Spike performed some of the most interesting and rugged cowboy horse stunts on the job, often through badger holes, boulders, inclement weather, and with mountain lions stalking him. Most people who knew of Spike, thought of him as the “Man from Snowy River” who could ride a horse down a steep mountainside and bring in a herd of wild horses when nobody else could…by himself. That imagery of Spike is a great representation of his larger than life and movie stuntman skills that were always toned down by his unpretentious approach to getting the job done. Up until the last year of his life, if another rancher had a bull they couldn’t bring in, they’d call Spike and he would go get the bugger.

Through the years, Spike broke hundreds of horses. He preferred to do any ranch work he could horseback, even when there were trendy automated ways available that had replaced the old methods. He saddled up to move cattle, rope for brandings, doctor critters, pack salt and check fences. Spike also broke teams to stack hay and, in the winter, haul wagonloads of hay to cattle. Spike would make treks into Butte Creek on horseback before the spring thaw, rather than use a snowmobile.
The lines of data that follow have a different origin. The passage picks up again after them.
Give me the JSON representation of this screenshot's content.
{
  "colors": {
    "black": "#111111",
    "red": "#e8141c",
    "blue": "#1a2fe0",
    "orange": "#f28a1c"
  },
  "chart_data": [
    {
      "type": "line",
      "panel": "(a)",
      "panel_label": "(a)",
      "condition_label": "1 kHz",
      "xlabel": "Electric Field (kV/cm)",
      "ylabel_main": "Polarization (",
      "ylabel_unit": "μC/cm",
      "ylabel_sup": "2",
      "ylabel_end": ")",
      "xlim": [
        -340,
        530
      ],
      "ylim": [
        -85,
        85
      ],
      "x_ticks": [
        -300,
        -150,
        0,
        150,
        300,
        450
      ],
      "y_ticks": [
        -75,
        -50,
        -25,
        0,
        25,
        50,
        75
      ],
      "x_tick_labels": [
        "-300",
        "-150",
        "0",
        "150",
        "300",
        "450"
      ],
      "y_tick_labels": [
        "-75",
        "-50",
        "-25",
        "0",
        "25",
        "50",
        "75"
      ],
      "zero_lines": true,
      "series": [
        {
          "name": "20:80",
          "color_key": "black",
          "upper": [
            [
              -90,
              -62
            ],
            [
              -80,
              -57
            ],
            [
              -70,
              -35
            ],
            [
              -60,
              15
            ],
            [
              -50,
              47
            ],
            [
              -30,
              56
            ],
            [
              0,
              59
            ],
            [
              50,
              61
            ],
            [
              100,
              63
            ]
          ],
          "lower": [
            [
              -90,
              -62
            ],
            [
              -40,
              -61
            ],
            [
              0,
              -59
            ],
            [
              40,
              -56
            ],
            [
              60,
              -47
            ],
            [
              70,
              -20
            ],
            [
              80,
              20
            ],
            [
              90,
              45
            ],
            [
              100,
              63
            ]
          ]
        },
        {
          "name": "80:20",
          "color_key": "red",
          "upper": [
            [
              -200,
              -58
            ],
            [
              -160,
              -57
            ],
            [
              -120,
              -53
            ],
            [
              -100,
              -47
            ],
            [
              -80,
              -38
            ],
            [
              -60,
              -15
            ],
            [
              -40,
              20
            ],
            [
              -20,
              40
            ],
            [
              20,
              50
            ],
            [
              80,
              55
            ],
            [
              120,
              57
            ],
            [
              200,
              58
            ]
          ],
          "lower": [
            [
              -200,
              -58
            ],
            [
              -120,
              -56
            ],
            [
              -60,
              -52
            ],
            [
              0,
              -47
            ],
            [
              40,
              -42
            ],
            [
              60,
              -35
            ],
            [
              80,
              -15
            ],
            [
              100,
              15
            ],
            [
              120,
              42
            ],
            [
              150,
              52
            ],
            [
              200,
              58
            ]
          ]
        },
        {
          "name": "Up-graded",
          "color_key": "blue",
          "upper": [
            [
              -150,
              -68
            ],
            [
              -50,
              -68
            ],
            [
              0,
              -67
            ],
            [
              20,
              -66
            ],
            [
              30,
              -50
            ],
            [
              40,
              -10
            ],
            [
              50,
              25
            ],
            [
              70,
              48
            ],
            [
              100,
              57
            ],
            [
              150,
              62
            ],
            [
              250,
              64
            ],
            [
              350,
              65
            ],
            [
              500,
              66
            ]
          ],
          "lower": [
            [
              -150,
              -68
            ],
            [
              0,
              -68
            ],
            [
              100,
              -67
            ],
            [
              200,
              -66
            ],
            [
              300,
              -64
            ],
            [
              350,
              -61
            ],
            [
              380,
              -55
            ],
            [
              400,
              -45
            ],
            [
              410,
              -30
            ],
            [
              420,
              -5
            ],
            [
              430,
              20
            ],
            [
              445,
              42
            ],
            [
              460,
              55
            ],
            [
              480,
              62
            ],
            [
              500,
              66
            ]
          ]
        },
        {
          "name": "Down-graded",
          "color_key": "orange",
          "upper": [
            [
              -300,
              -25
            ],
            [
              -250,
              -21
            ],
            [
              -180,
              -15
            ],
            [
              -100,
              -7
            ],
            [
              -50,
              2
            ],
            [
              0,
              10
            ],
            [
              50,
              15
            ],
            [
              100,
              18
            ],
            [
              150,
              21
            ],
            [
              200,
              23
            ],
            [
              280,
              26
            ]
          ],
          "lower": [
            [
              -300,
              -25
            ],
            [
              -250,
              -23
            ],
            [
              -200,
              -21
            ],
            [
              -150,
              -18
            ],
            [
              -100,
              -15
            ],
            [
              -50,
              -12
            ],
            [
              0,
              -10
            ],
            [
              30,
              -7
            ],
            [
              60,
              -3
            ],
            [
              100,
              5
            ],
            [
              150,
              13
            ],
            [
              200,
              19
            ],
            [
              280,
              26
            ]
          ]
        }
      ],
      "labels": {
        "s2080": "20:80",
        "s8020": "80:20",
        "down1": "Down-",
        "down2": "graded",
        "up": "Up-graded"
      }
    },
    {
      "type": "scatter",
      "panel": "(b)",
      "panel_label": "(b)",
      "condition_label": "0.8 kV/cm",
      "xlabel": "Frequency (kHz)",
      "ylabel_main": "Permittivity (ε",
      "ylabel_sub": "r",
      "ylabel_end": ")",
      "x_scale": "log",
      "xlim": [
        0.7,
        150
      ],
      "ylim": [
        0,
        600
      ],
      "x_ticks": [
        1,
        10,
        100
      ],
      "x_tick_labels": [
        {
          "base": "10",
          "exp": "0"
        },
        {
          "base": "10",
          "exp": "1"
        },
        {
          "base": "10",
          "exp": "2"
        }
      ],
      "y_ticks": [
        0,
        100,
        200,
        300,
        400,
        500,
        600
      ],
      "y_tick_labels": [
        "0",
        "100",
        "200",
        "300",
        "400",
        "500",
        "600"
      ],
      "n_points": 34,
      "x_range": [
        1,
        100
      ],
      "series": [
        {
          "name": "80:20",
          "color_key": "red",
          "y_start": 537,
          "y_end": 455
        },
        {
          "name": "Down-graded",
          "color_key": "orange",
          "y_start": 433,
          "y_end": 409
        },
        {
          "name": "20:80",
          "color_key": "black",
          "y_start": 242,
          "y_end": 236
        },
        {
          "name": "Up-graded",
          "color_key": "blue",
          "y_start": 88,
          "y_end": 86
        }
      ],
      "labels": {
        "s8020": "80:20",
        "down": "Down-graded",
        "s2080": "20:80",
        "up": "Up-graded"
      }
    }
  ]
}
He could get most horses to do what he needed done, from closing gates horseback to chasing and roping anything challenging that crossed their path while on the job. He always had great horses and kept them neatly shod, even when he was battling cancer.
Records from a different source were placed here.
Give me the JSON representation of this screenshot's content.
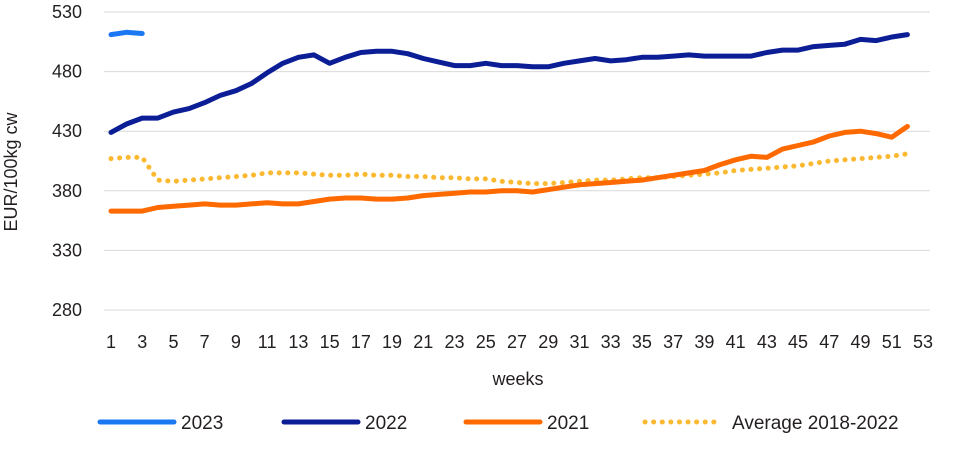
{
  "chart_data": {
    "type": "line",
    "title": "",
    "xlabel": "weeks",
    "ylabel": "EUR/100kg cw",
    "xlim": [
      1,
      53
    ],
    "ylim": [
      280,
      530
    ],
    "x_ticks": [
      1,
      3,
      5,
      7,
      9,
      11,
      13,
      15,
      17,
      19,
      21,
      23,
      25,
      27,
      29,
      31,
      33,
      35,
      37,
      39,
      41,
      43,
      45,
      47,
      49,
      51,
      53
    ],
    "y_ticks": [
      280,
      330,
      380,
      430,
      480,
      530
    ],
    "grid": "horizontal",
    "legend_position": "bottom",
    "series": [
      {
        "name": "2023",
        "color": "#1a78f2",
        "style": "solid",
        "x": [
          1,
          2,
          3
        ],
        "values": [
          511,
          513,
          512
        ]
      },
      {
        "name": "2022",
        "color": "#0b1e96",
        "style": "solid",
        "x": [
          1,
          2,
          3,
          4,
          5,
          6,
          7,
          8,
          9,
          10,
          11,
          12,
          13,
          14,
          15,
          16,
          17,
          18,
          19,
          20,
          21,
          22,
          23,
          24,
          25,
          26,
          27,
          28,
          29,
          30,
          31,
          32,
          33,
          34,
          35,
          36,
          37,
          38,
          39,
          40,
          41,
          42,
          43,
          44,
          45,
          46,
          47,
          48,
          49,
          50,
          51,
          52
        ],
        "values": [
          429,
          436,
          441,
          441,
          446,
          449,
          454,
          460,
          464,
          470,
          479,
          487,
          492,
          494,
          487,
          492,
          496,
          497,
          497,
          495,
          491,
          488,
          485,
          485,
          487,
          485,
          485,
          484,
          484,
          487,
          489,
          491,
          489,
          490,
          492,
          492,
          493,
          494,
          493,
          493,
          493,
          493,
          496,
          498,
          498,
          501,
          502,
          503,
          507,
          506,
          509,
          511
        ]
      },
      {
        "name": "2021",
        "color": "#ff6a00",
        "style": "solid",
        "x": [
          1,
          2,
          3,
          4,
          5,
          6,
          7,
          8,
          9,
          10,
          11,
          12,
          13,
          14,
          15,
          16,
          17,
          18,
          19,
          20,
          21,
          22,
          23,
          24,
          25,
          26,
          27,
          28,
          29,
          30,
          31,
          32,
          33,
          34,
          35,
          36,
          37,
          38,
          39,
          40,
          41,
          42,
          43,
          44,
          45,
          46,
          47,
          48,
          49,
          50,
          51,
          52
        ],
        "values": [
          363,
          363,
          363,
          366,
          367,
          368,
          369,
          368,
          368,
          369,
          370,
          369,
          369,
          371,
          373,
          374,
          374,
          373,
          373,
          374,
          376,
          377,
          378,
          379,
          379,
          380,
          380,
          379,
          381,
          383,
          385,
          386,
          387,
          388,
          389,
          391,
          393,
          395,
          397,
          402,
          406,
          409,
          408,
          415,
          418,
          421,
          426,
          429,
          430,
          428,
          425,
          434
        ]
      },
      {
        "name": "Average 2018-2022",
        "color": "#fbb931",
        "style": "dotted",
        "x": [
          1,
          2,
          3,
          4,
          5,
          6,
          7,
          8,
          9,
          10,
          11,
          12,
          13,
          14,
          15,
          16,
          17,
          18,
          19,
          20,
          21,
          22,
          23,
          24,
          25,
          26,
          27,
          28,
          29,
          30,
          31,
          32,
          33,
          34,
          35,
          36,
          37,
          38,
          39,
          40,
          41,
          42,
          43,
          44,
          45,
          46,
          47,
          48,
          49,
          50,
          51,
          52
        ],
        "values": [
          407,
          408,
          408,
          389,
          388,
          389,
          390,
          391,
          392,
          393,
          395,
          395,
          395,
          394,
          393,
          393,
          394,
          393,
          393,
          392,
          392,
          391,
          391,
          390,
          390,
          388,
          387,
          386,
          386,
          387,
          388,
          389,
          389,
          390,
          391,
          391,
          392,
          393,
          394,
          395,
          397,
          398,
          399,
          400,
          401,
          403,
          405,
          406,
          407,
          408,
          409,
          411
        ]
      }
    ]
  }
}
Spike and his dogs had a solid partnership and saved each other many times from charging cows, porcupine disasters, swampy ground or thick brush situations. They were all together fighting a bull that stuck its head under Spike’s horse’s hind end and wheelbarrowed him down the hill before burying his dog in a snowbank. Spike thanked the dog for the rescue by in turn roping the bull to rescue the dog. There was a sword fight on one occasion where a one horned cow went to war with both cowboy and dog, intermittently, in a jousting style event. That particular cow may have won the battle that day. There is a story about his young cow dog needing a rope rescue after falling into a raging Sheep Creek while chasing cows, and another where his horse got tired of an ornery bull and helped him out by whirling around and kicking it squarely between the eyes to get its attention. There were lots of great battle stories from all the years combined that were complemented by top performing horses and dogs.
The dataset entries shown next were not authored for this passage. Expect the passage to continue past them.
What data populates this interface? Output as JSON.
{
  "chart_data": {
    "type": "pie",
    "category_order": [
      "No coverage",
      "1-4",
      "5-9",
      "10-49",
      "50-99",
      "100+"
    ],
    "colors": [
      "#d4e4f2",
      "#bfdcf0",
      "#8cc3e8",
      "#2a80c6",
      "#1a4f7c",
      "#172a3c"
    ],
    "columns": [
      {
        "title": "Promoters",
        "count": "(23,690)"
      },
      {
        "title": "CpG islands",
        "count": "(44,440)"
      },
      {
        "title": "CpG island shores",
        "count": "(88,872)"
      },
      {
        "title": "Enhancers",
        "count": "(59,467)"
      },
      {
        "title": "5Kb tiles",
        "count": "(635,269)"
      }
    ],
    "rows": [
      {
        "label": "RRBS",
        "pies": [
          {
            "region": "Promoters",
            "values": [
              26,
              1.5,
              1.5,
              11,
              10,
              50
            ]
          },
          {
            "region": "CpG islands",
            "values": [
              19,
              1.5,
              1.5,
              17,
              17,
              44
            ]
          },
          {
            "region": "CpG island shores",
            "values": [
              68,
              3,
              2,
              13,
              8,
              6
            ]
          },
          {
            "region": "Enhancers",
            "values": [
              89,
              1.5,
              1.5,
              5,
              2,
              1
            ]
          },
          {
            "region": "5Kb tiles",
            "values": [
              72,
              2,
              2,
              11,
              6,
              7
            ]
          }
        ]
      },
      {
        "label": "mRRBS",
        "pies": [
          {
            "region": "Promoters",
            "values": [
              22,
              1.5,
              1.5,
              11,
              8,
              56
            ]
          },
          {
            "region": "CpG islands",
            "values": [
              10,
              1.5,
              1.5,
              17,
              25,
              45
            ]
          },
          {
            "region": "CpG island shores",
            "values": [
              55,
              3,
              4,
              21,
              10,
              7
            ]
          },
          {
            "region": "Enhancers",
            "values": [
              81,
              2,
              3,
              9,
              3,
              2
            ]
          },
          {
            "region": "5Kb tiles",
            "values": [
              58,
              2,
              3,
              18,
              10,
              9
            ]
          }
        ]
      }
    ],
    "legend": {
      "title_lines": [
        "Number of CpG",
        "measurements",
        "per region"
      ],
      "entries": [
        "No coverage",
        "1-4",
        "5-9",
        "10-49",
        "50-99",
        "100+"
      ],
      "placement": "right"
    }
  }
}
Spike worked with mules for both roping and driving. He discovered that mules can be very hard mouthed to drive when the mule team he and his dad were driving stampeded and dragged an old wagon mercilessly across the countryside. The two cowboys ended up putting their boots through the floorboards of the wagon in an attempt to stop the chaos, and both men were running on the ground at times in a process they described as operating a Flintstones vehicle. Spike got bucked off in the middle of creeks, bucked down the entire length of the four-foot calving shed alleyway, and through an entire section of lodgepole pines. He rode that one.

Through all his years as a working cowboy, Spike was a dedicated family man. He brought the kids to the cow camp to move cows and share his way of life. If he ever needed a sitter to watch over them so he could go do some real cowboying, there was always an older cow dog who fulfilled that role. Spike provided much entertainment for the family with his agility skills in being able to get away… from charging cows. He could run, trip, flip a somersault, and still be running when he came back up to successfully head off a horse, when needed. He danced like a gentleman cowboy with his wife and daughters, taught his grandkids how to ride, traded horses regularly with his neighbors, and as a reminder of his time as a Montana cowboy, left fences, loading chutes, barns, friends, and stories everywhere he worked.